Gold surpassed $2,100 an ounce, a record. Time to sell? Or to buy? A confidential report from the Dutch bank ING offers some suggestions.
For gold, the market seems to be accelerating for two reasons: expectations on the monetary policy strategies of central banks and geopolitical tensions, to which is added the uncertainty for the future of the stock market. The result is that the yellow metal reached $2,146 an ounce in December. The previous record of $2,075 was reached in August 2020, when the world was grappling with the covid pandemic and rates were below zero. Since the beginning of 2023 the increase has been approximately 15%. The end of the inflation threat should push central banks to lower rates and buying gold seems like a good idea to many international investors.

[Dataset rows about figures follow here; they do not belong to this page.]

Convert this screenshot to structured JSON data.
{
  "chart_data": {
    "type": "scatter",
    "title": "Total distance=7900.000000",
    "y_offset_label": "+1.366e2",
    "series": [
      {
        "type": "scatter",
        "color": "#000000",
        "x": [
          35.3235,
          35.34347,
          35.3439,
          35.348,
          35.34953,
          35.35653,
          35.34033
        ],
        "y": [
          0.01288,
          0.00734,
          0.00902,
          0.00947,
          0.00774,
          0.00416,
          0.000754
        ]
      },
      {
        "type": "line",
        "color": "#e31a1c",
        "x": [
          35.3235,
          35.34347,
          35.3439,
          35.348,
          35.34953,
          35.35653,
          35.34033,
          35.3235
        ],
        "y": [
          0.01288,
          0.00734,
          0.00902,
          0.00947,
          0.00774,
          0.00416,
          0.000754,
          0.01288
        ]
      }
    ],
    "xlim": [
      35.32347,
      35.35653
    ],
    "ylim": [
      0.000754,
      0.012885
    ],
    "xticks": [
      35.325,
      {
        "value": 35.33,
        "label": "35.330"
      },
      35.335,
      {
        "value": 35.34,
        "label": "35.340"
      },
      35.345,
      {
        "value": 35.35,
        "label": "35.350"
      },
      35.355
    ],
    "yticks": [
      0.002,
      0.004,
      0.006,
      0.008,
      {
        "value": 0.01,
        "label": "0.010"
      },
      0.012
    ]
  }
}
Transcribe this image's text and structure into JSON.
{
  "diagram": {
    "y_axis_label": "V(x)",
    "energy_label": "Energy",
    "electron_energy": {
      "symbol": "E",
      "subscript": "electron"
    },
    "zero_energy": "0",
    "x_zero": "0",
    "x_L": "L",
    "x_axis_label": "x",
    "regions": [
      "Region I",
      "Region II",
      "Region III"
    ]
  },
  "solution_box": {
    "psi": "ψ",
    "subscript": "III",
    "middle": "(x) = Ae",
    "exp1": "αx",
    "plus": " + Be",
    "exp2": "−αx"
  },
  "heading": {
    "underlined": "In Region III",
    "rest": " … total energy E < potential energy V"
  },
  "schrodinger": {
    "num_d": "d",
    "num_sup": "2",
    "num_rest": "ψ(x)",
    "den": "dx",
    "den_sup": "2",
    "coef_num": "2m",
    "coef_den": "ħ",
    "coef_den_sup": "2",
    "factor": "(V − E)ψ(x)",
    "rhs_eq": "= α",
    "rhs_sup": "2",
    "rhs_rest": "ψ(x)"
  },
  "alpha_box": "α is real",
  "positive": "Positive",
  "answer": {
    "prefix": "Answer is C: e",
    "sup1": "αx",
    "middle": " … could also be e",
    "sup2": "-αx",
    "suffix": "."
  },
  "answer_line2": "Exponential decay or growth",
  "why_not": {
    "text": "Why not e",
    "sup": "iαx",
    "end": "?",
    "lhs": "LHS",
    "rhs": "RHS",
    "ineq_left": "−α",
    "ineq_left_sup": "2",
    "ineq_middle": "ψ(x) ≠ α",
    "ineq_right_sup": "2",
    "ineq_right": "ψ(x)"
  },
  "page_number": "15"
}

The two ongoing wars in Ukraine and Israel contribute to pushing towards a diversification of investments into more defensive assets, such as gold. Added to this is the policy of the central banks which have increased their gold reserves. In the third quarter of 2023, for example, gold reserves increased by 337 tonnes. And in the first nine months of the year, central banks purchased 800 tonnes (+14% on 2022) of yellow metal, more than a third of the mining production in the same period, which was already a record. And among the central banks, the most active was the Chinese one.

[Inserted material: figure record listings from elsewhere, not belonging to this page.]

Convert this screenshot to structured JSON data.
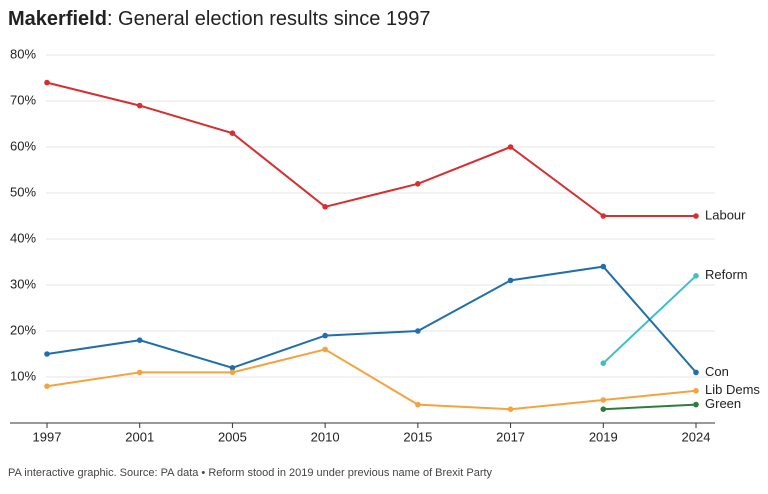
{
  "chart_data": {
    "type": "line",
    "title": {
      "place": "Makerfield",
      "text": ": General election results since 1997"
    },
    "footnote": "PA interactive graphic. Source: PA data • Reform stood in 2019 under previous name of Brexit Party",
    "categories": [
      "1997",
      "2001",
      "2005",
      "2010",
      "2015",
      "2017",
      "2019",
      "2024"
    ],
    "ylim": [
      0,
      80
    ],
    "yticks": [
      {
        "value": 10,
        "label": "10%"
      },
      {
        "value": 20,
        "label": "20%"
      },
      {
        "value": 30,
        "label": "30%"
      },
      {
        "value": 40,
        "label": "40%"
      },
      {
        "value": 50,
        "label": "50%"
      },
      {
        "value": 60,
        "label": "60%"
      },
      {
        "value": 70,
        "label": "70%"
      },
      {
        "value": 80,
        "label": "80%"
      }
    ],
    "grid": true,
    "series": [
      {
        "name": "Labour",
        "color": "#d62f2f",
        "values": [
          74,
          69,
          63,
          47,
          52,
          60,
          45,
          45
        ]
      },
      {
        "name": "Reform",
        "color": "#3cc0c8",
        "values": [
          null,
          null,
          null,
          null,
          null,
          null,
          13,
          32
        ]
      },
      {
        "name": "Con",
        "color": "#1f6fad",
        "values": [
          15,
          18,
          12,
          19,
          20,
          31,
          34,
          11
        ]
      },
      {
        "name": "Lib Dems",
        "color": "#f4a340",
        "values": [
          8,
          11,
          11,
          16,
          4,
          3,
          5,
          7
        ]
      },
      {
        "name": "Green",
        "color": "#2e7d3a",
        "values": [
          null,
          null,
          null,
          null,
          null,
          null,
          3,
          4
        ]
      }
    ]
  }
}
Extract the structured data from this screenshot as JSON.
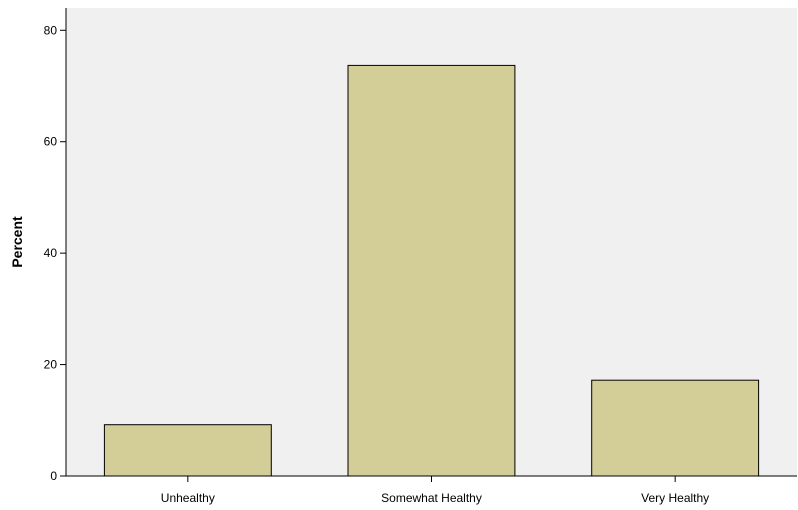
{
  "chart_data": {
    "type": "bar",
    "categories": [
      "Unhealthy",
      "Somewhat Healthy",
      "Very Healthy"
    ],
    "values": [
      9.2,
      73.7,
      17.2
    ],
    "title": "",
    "xlabel": "",
    "ylabel": "Percent",
    "ylim": [
      0,
      84
    ],
    "yticks": [
      "0",
      "20",
      "40",
      "60",
      "80"
    ],
    "grid": false,
    "colors": {
      "bar_fill": "#d3ce98",
      "bar_stroke": "#000000",
      "plot_background": "#f0f0f0"
    }
  }
}
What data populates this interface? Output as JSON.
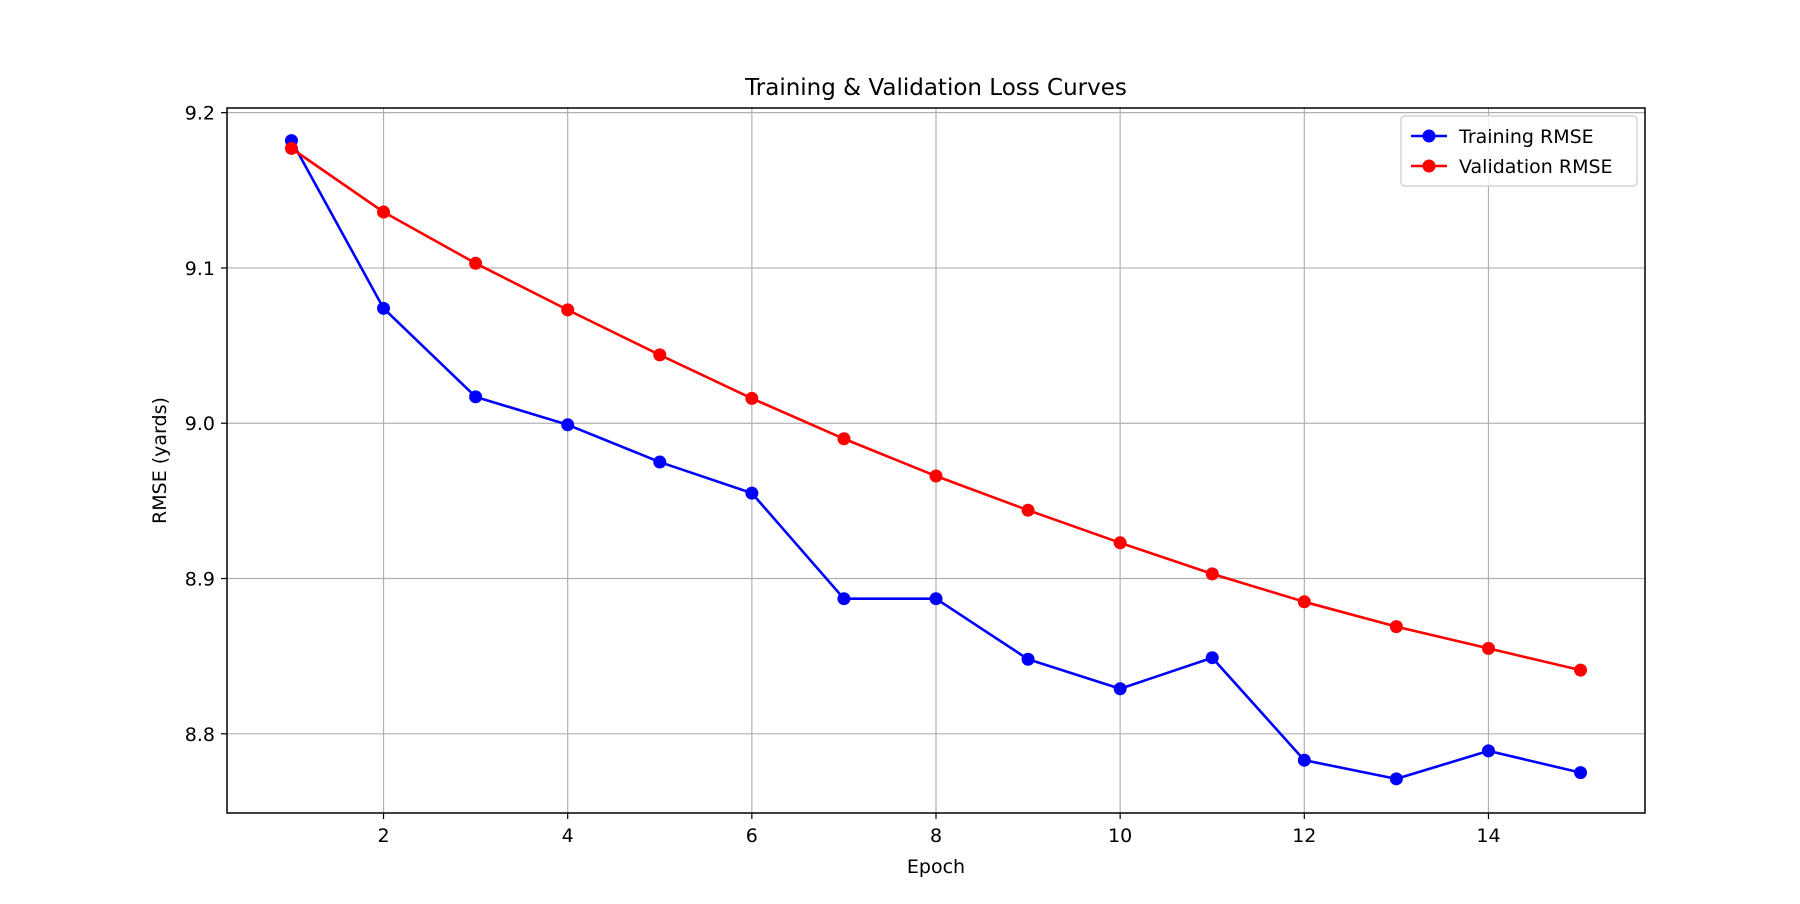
{
  "chart_data": {
    "type": "line",
    "title": "Training & Validation Loss Curves",
    "xlabel": "Epoch",
    "ylabel": "RMSE (yards)",
    "x": [
      1,
      2,
      3,
      4,
      5,
      6,
      7,
      8,
      9,
      10,
      11,
      12,
      13,
      14,
      15
    ],
    "xlim": [
      0.3,
      15.7
    ],
    "ylim": [
      8.749,
      9.203
    ],
    "xticks": [
      2,
      4,
      6,
      8,
      10,
      12,
      14
    ],
    "yticks": [
      8.8,
      8.9,
      9.0,
      9.1,
      9.2
    ],
    "ytick_labels": [
      "8.8",
      "8.9",
      "9.0",
      "9.1",
      "9.2"
    ],
    "grid": true,
    "legend_position": "top-right",
    "series": [
      {
        "name": "Training RMSE",
        "color": "#0000ff",
        "marker": "circle",
        "values": [
          9.182,
          9.074,
          9.017,
          8.999,
          8.975,
          8.955,
          8.887,
          8.887,
          8.848,
          8.829,
          8.849,
          8.783,
          8.771,
          8.789,
          8.775
        ]
      },
      {
        "name": "Validation RMSE",
        "color": "#ff0000",
        "marker": "circle",
        "values": [
          9.177,
          9.136,
          9.103,
          9.073,
          9.044,
          9.016,
          8.99,
          8.966,
          8.944,
          8.923,
          8.903,
          8.885,
          8.869,
          8.855,
          8.841
        ]
      }
    ]
  }
}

But will gold continue its run? A confidential report by the Dutch bank ING tries to answer this question. “We expect prices to remain above the $2,000 level next year as the global gold rush continues,” argue the authors, analysts Warren Patterson (Head of Commodities Strategy) and Ewa Manthey (Commodities Strategist). «We believe Fed policy will remain critical to the outlook for gold prices in the coming months. The strength of the US dollar and tightening central banks have weighed on the gold market for much of 2023. Higher rates are generally negative for gold” is the premise. “The latest US data shows that inflation and the labor market are cooling, with markets now pricing in a 50% chance of a rate cut in March and fully pricing in a rate cut in May.” This should support the rise in gold.

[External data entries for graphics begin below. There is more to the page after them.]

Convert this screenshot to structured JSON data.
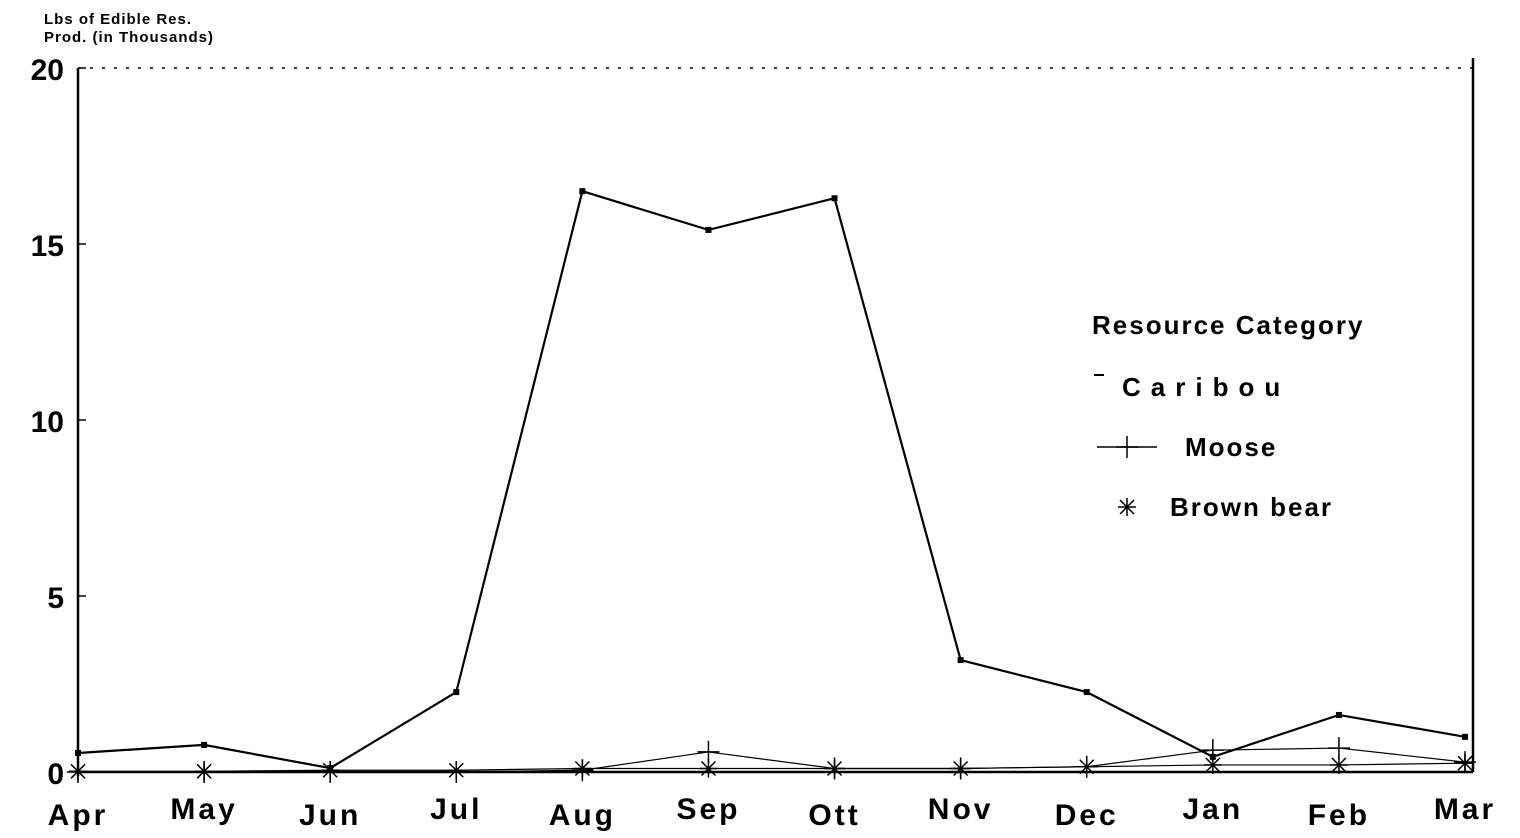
{
  "chart_data": {
    "type": "line",
    "ylabel": [
      "Lbs of Edible Res.",
      "Prod. (in Thousands)"
    ],
    "legend_title": "Resource Category",
    "categories": [
      "Apr",
      "May",
      "Jun",
      "Jul",
      "Aug",
      "Sep",
      "Ott",
      "Nov",
      "Dec",
      "Jan",
      "Feb",
      "Mar"
    ],
    "series": [
      {
        "name": "Caribou",
        "color": "#000000",
        "values": [
          0.54,
          0.77,
          0.11,
          2.27,
          16.5,
          15.4,
          16.3,
          3.18,
          2.27,
          0.43,
          1.62,
          1.0
        ]
      },
      {
        "name": "Moose",
        "color": "#000000",
        "values": [
          0,
          0,
          0,
          0,
          0.05,
          0.57,
          0.1,
          0.1,
          0.15,
          0.62,
          0.68,
          0.28
        ]
      },
      {
        "name": "Brown bear",
        "color": "#000000",
        "values": [
          0.02,
          0.02,
          0.05,
          0.05,
          0.1,
          0.1,
          0.1,
          0.1,
          0.15,
          0.2,
          0.2,
          0.25
        ]
      }
    ],
    "ylim": [
      0,
      20
    ],
    "yticks": [
      0,
      5,
      10,
      15,
      20
    ],
    "legend": "right"
  }
}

Even if the picture is not so schematic. For example, investments in gold-focused funds declined in 2023. Year-to-date, global outflows have amounted to $13 billion, equivalent to a 225-ton drop in reserves. Most of these sales came from European funds and North America. “Looking ahead to 2024, we believe we will see a resurgence of investor interest in the precious metal and a return to net inflows as gold prices rise as US interest rates fall,” Ing forecast.
Also pushing gold, as previously mentioned, is the central bank factor, which has increased its purchases, mainly China (+78 tons), Poland (+57 tons), Turkey (+39 tons) and India (+9 tons). China was the largest buyer of gold in 2023 in an 11-month buying spree. The People’s Bank of China has purchased 181 tonnes this year, bringing gold to 4% of its reserves. Not only that: in 2022 central banks purchased a record 1,136 tons of gold, compared to the 450 tons purchased in 2021, driven by the uncertainties caused by the war in Ukraine. One more reason, according to Ing, to continue supporting the value of gold to rise in 2024.
The prospects, however, according to analysts, are not to exceed the December 2023 record too much: «We expect gold prices to reach new highs next year and reach an average of 2,100 dollars per ounce in the fourth quarter, with an average of 2024 by $2,031 per ounce,” they write in the report. In short, the value of gold should remain high, around the levels of the end of 2023.